Manufacturing sector is latest disappointment
On February 3, the Institute for Supply Management (ISM) released its Manufacturing Report on Business for January. This report, based on a survey of manufacturing supply managers, indicates that the manufacturing sector of the economy is still growing, but at a sharply slower pace than previously. Signs of slowing growth appeared across a variety of indicators from the ISM survey. The overall Purchasing Manager's Index declined by 5.2 percentage points in January. Especially troubling for future months, the New Orders Index declined even more drastically, with a 13.2 percent drop. Production and employment also reported lower figures. Like the disappointing jobs and housing reports previously, the disappointing manufacturing report was blamed by some on bad weather. Although the weather has been unusually harsh this winter, it is important to remember that most economic data is seasonally adjusted. In short, weather is taken into account to some extent, so there may be deeper problems here than the polar vortex.
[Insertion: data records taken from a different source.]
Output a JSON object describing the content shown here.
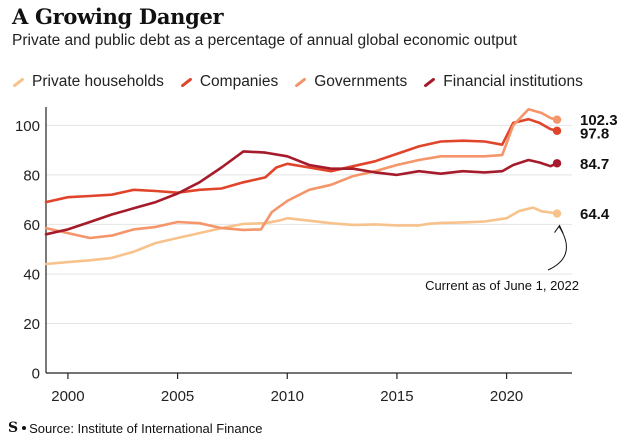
{
  "header": {
    "title": "A Growing Danger",
    "subtitle": "Private and public debt as a percentage of annual global economic output"
  },
  "source": {
    "logo": "S",
    "text": "Source: Institute of International Finance"
  },
  "annotation": "Current as of June 1, 2022",
  "chart_data": {
    "type": "line",
    "title": "A Growing Danger",
    "subtitle": "Private and public debt as a percentage of annual global economic output",
    "xlabel": "",
    "ylabel": "",
    "xlim": [
      1999,
      2022.8
    ],
    "ylim": [
      0,
      105
    ],
    "x_ticks": [
      2000,
      2005,
      2010,
      2015,
      2020
    ],
    "y_ticks": [
      0,
      20,
      40,
      60,
      80,
      100
    ],
    "grid": "horizontal",
    "legend": "top",
    "series": [
      {
        "name": "Private households",
        "color": "#f7c28c",
        "end_label": "64.4",
        "points": [
          [
            1999,
            44
          ],
          [
            2000,
            44.8
          ],
          [
            2001,
            45.5
          ],
          [
            2002,
            46.5
          ],
          [
            2003,
            49
          ],
          [
            2004,
            52.5
          ],
          [
            2005,
            54.5
          ],
          [
            2006,
            56.5
          ],
          [
            2007,
            58.5
          ],
          [
            2008,
            60.2
          ],
          [
            2009,
            60.5
          ],
          [
            2009.6,
            61.5
          ],
          [
            2010,
            62.5
          ],
          [
            2011,
            61.5
          ],
          [
            2012,
            60.5
          ],
          [
            2013,
            59.8
          ],
          [
            2014,
            60
          ],
          [
            2015,
            59.6
          ],
          [
            2016,
            59.6
          ],
          [
            2016.5,
            60.3
          ],
          [
            2017,
            60.6
          ],
          [
            2018,
            60.8
          ],
          [
            2019,
            61.2
          ],
          [
            2020,
            62.5
          ],
          [
            2020.6,
            65.5
          ],
          [
            2021.2,
            66.8
          ],
          [
            2021.6,
            65.3
          ],
          [
            2022,
            64.8
          ],
          [
            2022.3,
            64.4
          ]
        ]
      },
      {
        "name": "Companies",
        "color": "#e0452b",
        "end_label": "97.8",
        "points": [
          [
            1999,
            69
          ],
          [
            2000,
            71
          ],
          [
            2001,
            71.5
          ],
          [
            2002,
            72
          ],
          [
            2003,
            74
          ],
          [
            2004,
            73.5
          ],
          [
            2005,
            72.8
          ],
          [
            2006,
            74
          ],
          [
            2007,
            74.5
          ],
          [
            2008,
            77
          ],
          [
            2009,
            79
          ],
          [
            2009.5,
            83
          ],
          [
            2010,
            84.5
          ],
          [
            2011,
            83
          ],
          [
            2012,
            81.5
          ],
          [
            2013,
            83.5
          ],
          [
            2014,
            85.5
          ],
          [
            2015,
            88.5
          ],
          [
            2016,
            91.5
          ],
          [
            2017,
            93.5
          ],
          [
            2018,
            93.8
          ],
          [
            2019,
            93.5
          ],
          [
            2019.8,
            92.2
          ],
          [
            2020.3,
            101
          ],
          [
            2021,
            102.5
          ],
          [
            2021.5,
            101
          ],
          [
            2022,
            98.5
          ],
          [
            2022.3,
            97.8
          ]
        ]
      },
      {
        "name": "Governments",
        "color": "#f4956a",
        "end_label": "102.3",
        "points": [
          [
            1999,
            58.5
          ],
          [
            2000,
            56.5
          ],
          [
            2001,
            54.5
          ],
          [
            2002,
            55.5
          ],
          [
            2003,
            58
          ],
          [
            2004,
            59
          ],
          [
            2005,
            61
          ],
          [
            2006,
            60.5
          ],
          [
            2007,
            58.5
          ],
          [
            2008,
            57.8
          ],
          [
            2008.8,
            58
          ],
          [
            2009.3,
            65
          ],
          [
            2010,
            69.5
          ],
          [
            2011,
            74
          ],
          [
            2012,
            76
          ],
          [
            2013,
            79.5
          ],
          [
            2014,
            81.5
          ],
          [
            2015,
            84
          ],
          [
            2016,
            86
          ],
          [
            2017,
            87.5
          ],
          [
            2018,
            87.5
          ],
          [
            2019,
            87.5
          ],
          [
            2019.8,
            88
          ],
          [
            2020.3,
            100
          ],
          [
            2021,
            106.5
          ],
          [
            2021.6,
            105
          ],
          [
            2022,
            103
          ],
          [
            2022.3,
            102.3
          ]
        ]
      },
      {
        "name": "Financial institutions",
        "color": "#a51b2b",
        "end_label": "84.7",
        "points": [
          [
            1999,
            56
          ],
          [
            2000,
            58
          ],
          [
            2001,
            61
          ],
          [
            2002,
            64
          ],
          [
            2003,
            66.5
          ],
          [
            2004,
            69
          ],
          [
            2005,
            72.5
          ],
          [
            2006,
            77
          ],
          [
            2007,
            83
          ],
          [
            2008,
            89.5
          ],
          [
            2009,
            89
          ],
          [
            2010,
            87.5
          ],
          [
            2011,
            84
          ],
          [
            2012,
            82.5
          ],
          [
            2013,
            82.5
          ],
          [
            2014,
            81
          ],
          [
            2015,
            80
          ],
          [
            2016,
            81.5
          ],
          [
            2017,
            80.5
          ],
          [
            2018,
            81.5
          ],
          [
            2019,
            81
          ],
          [
            2019.8,
            81.5
          ],
          [
            2020.3,
            84
          ],
          [
            2021,
            86
          ],
          [
            2021.5,
            85
          ],
          [
            2022,
            83.5
          ],
          [
            2022.3,
            84.7
          ]
        ]
      }
    ]
  }
}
What is the Federal Reserve seeing?
Though the manufacturing report was not out yet when the Fed met in the last week of January, the weak employment and housing data were. Despite that, the Fed decided to continue to taper back its quantitative easing program, on the grounds that "economic activity picked up in recent quarters." That's a narrative that seemed true until December and January data started to come out. The financial markets certainly feel recent signals are troubling. The S&P 500 has dropped by about 5 percent so far in 2014. Meanwhile, 10-year Treasury bond yields have dropped by about 40 basis points since the end of 2013. The steep downward trajectory of bond yields continued despite the Fed's decision to cut back monthly bond purchases by another $10 billion -- a decision that under normal circumstances would be expected to send bond yields higher, not lower.